With the rampant spread of fake news regarding issues like the COVID-19 pandemic, vaccinations, stem-cell research, and even cures for cancer, many doctors have turned to using the media as a way to communicate about public health issues. Nowadays, many doctors find themselves battling an infodemic that promotes fear and misconceptions toward the pandemic. Personally, I’ve had many people come to me with questions about the pandemic and other health concerns, even as a medical intern. In fact, a number of doctors have become social media influencers to combat misinformation. In the face of a global health crisis, everyone turns to the internet for answers.

However, not all doctors take this newfound responsibility very well. It’s easy to become the target of unintended scorn from the public, just as many public figures are. Whether they’re famous doctors of renowned organizations, YouTubers, or writers, despite their best efforts, there will always be someone telling everyone a “secret doctors don’t want you to know.” As a result, doctors, and even medical students with basic health knowledge, are essential in this infodemic.

A Final Word

It’s hard to change how a whole population of people sees doctors and medicine.

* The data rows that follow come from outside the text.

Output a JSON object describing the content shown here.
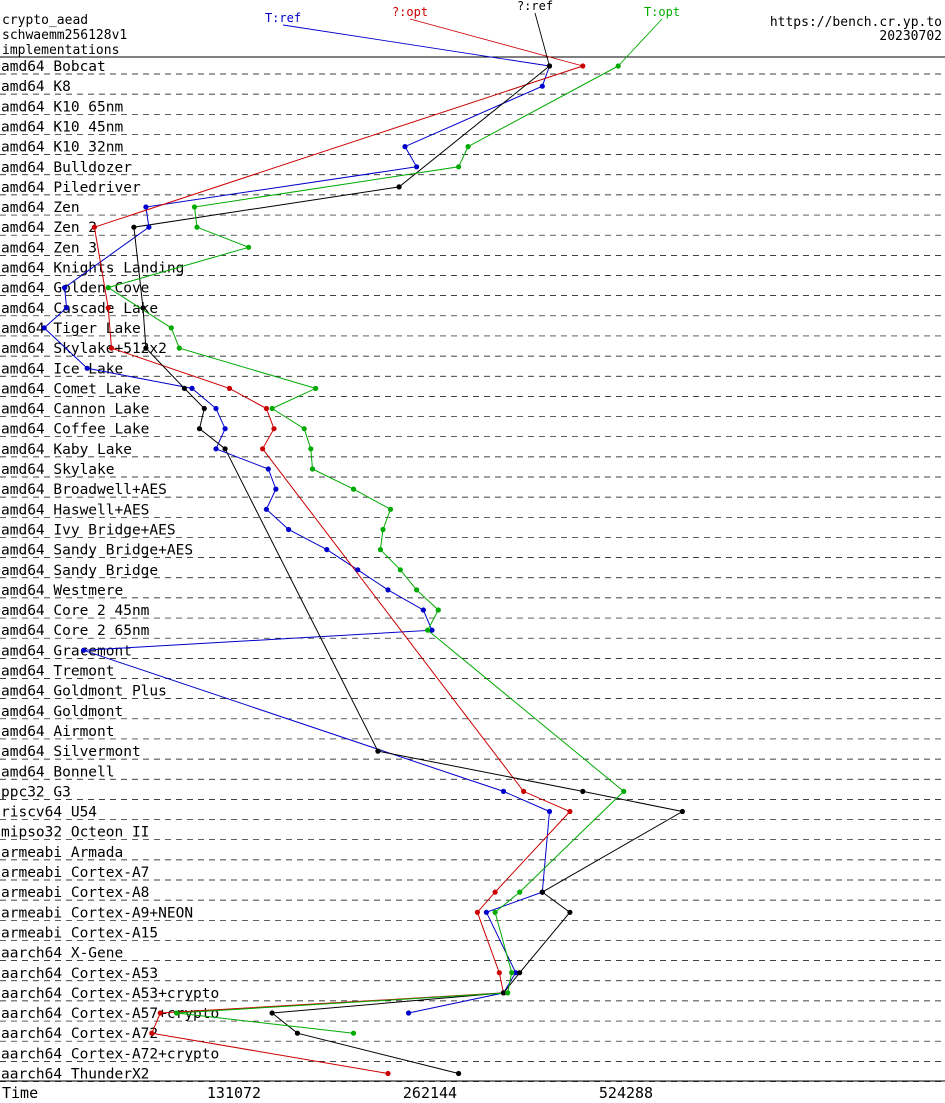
{
  "header": {
    "left_lines": [
      "crypto_aead",
      "schwaemm256128v1",
      "implementations"
    ],
    "right_lines": [
      "https://bench.cr.yp.to",
      "20230702"
    ]
  },
  "chart_data": {
    "type": "line",
    "title": "",
    "xlabel": "Time",
    "x_scale": "log2",
    "x_ticks": [
      131072,
      262144,
      524288
    ],
    "x_tick_labels": [
      "131072",
      "262144",
      "524288"
    ],
    "rows": [
      "amd64 Bobcat",
      "amd64 K8",
      "amd64 K10 65nm",
      "amd64 K10 45nm",
      "amd64 K10 32nm",
      "amd64 Bulldozer",
      "amd64 Piledriver",
      "amd64 Zen",
      "amd64 Zen 2",
      "amd64 Zen 3",
      "amd64 Knights Landing",
      "amd64 Golden Cove",
      "amd64 Cascade Lake",
      "amd64 Tiger Lake",
      "amd64 Skylake+512x2",
      "amd64 Ice Lake",
      "amd64 Comet Lake",
      "amd64 Cannon Lake",
      "amd64 Coffee Lake",
      "amd64 Kaby Lake",
      "amd64 Skylake",
      "amd64 Broadwell+AES",
      "amd64 Haswell+AES",
      "amd64 Ivy Bridge+AES",
      "amd64 Sandy Bridge+AES",
      "amd64 Sandy Bridge",
      "amd64 Westmere",
      "amd64 Core 2 45nm",
      "amd64 Core 2 65nm",
      "amd64 Gracemont",
      "amd64 Tremont",
      "amd64 Goldmont Plus",
      "amd64 Goldmont",
      "amd64 Airmont",
      "amd64 Silvermont",
      "amd64 Bonnell",
      "ppc32 G3",
      "riscv64 U54",
      "mipso32 Octeon II",
      "armeabi Armada",
      "armeabi Cortex-A7",
      "armeabi Cortex-A8",
      "armeabi Cortex-A9+NEON",
      "armeabi Cortex-A15",
      "aarch64 X-Gene",
      "aarch64 Cortex-A53",
      "aarch64 Cortex-A53+crypto",
      "aarch64 Cortex-A57+crypto",
      "aarch64 Cortex-A72",
      "aarch64 Cortex-A72+crypto",
      "aarch64 ThunderX2"
    ],
    "series": [
      {
        "name": "T:ref",
        "color": "#0000cc",
        "values": [
          400000,
          390000,
          null,
          null,
          240000,
          250000,
          null,
          96000,
          97000,
          null,
          null,
          72000,
          72500,
          67000,
          null,
          78000,
          113000,
          123000,
          127000,
          123000,
          148000,
          152000,
          147000,
          159000,
          182000,
          203000,
          226000,
          256000,
          264000,
          77000,
          null,
          null,
          null,
          null,
          null,
          null,
          340000,
          400000,
          null,
          null,
          null,
          390000,
          320000,
          null,
          null,
          355000,
          340000,
          243000,
          null,
          null,
          null
        ]
      },
      {
        "name": "?:opt",
        "color": "#cc0000",
        "values": [
          450000,
          null,
          null,
          null,
          null,
          null,
          null,
          null,
          80000,
          null,
          null,
          null,
          84000,
          null,
          85000,
          null,
          129000,
          147000,
          151000,
          145000,
          null,
          null,
          null,
          null,
          null,
          null,
          null,
          null,
          null,
          null,
          null,
          null,
          null,
          null,
          null,
          null,
          365000,
          430000,
          null,
          null,
          null,
          330000,
          310000,
          null,
          null,
          335000,
          340000,
          101000,
          98000,
          null,
          226000
        ]
      },
      {
        "name": "?:ref",
        "color": "#000000",
        "values": [
          400000,
          null,
          null,
          null,
          null,
          null,
          235000,
          null,
          92000,
          null,
          null,
          null,
          95000,
          null,
          96000,
          null,
          110000,
          118000,
          116000,
          127000,
          null,
          null,
          null,
          null,
          null,
          null,
          null,
          null,
          null,
          null,
          null,
          null,
          null,
          null,
          218000,
          null,
          450000,
          640000,
          null,
          null,
          null,
          390000,
          430000,
          null,
          null,
          360000,
          340000,
          150000,
          164000,
          null,
          290000
        ]
      },
      {
        "name": "T:opt",
        "color": "#00aa00",
        "values": [
          510000,
          null,
          null,
          null,
          300000,
          290000,
          null,
          114000,
          115000,
          138000,
          null,
          84000,
          null,
          105000,
          108000,
          null,
          175000,
          150000,
          168000,
          172000,
          173000,
          200000,
          228000,
          222000,
          220000,
          236000,
          250000,
          270000,
          260000,
          null,
          null,
          null,
          null,
          null,
          null,
          null,
          520000,
          null,
          null,
          null,
          null,
          360000,
          330000,
          null,
          null,
          350000,
          345000,
          107000,
          200000,
          null,
          null
        ]
      }
    ],
    "legend": "top"
  }
}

But as healthcare professionals, it’s our duty to inform and educate others about evidence-based facts about medicine. Sure, it’s exhausting work, but in an age where fake news is more rampant than ever, it’s necessary. It’s one thing to be a doctor who cures others with medicine. It’s another to look beyond the patient and into long and deeply rooted problems in public health.

Bishop Desmond Tutu said,

There comes a point where we need to stop just pulling people out of the river. We need to go upstream and find out why they’re falling in.

This applies to medicine because it’s not enough to simply heal each individual patient. Behind every preventable disease, is an all-too-often overlooked consequence of misinformation and misconceptions.

If it was easy, everyone would do it.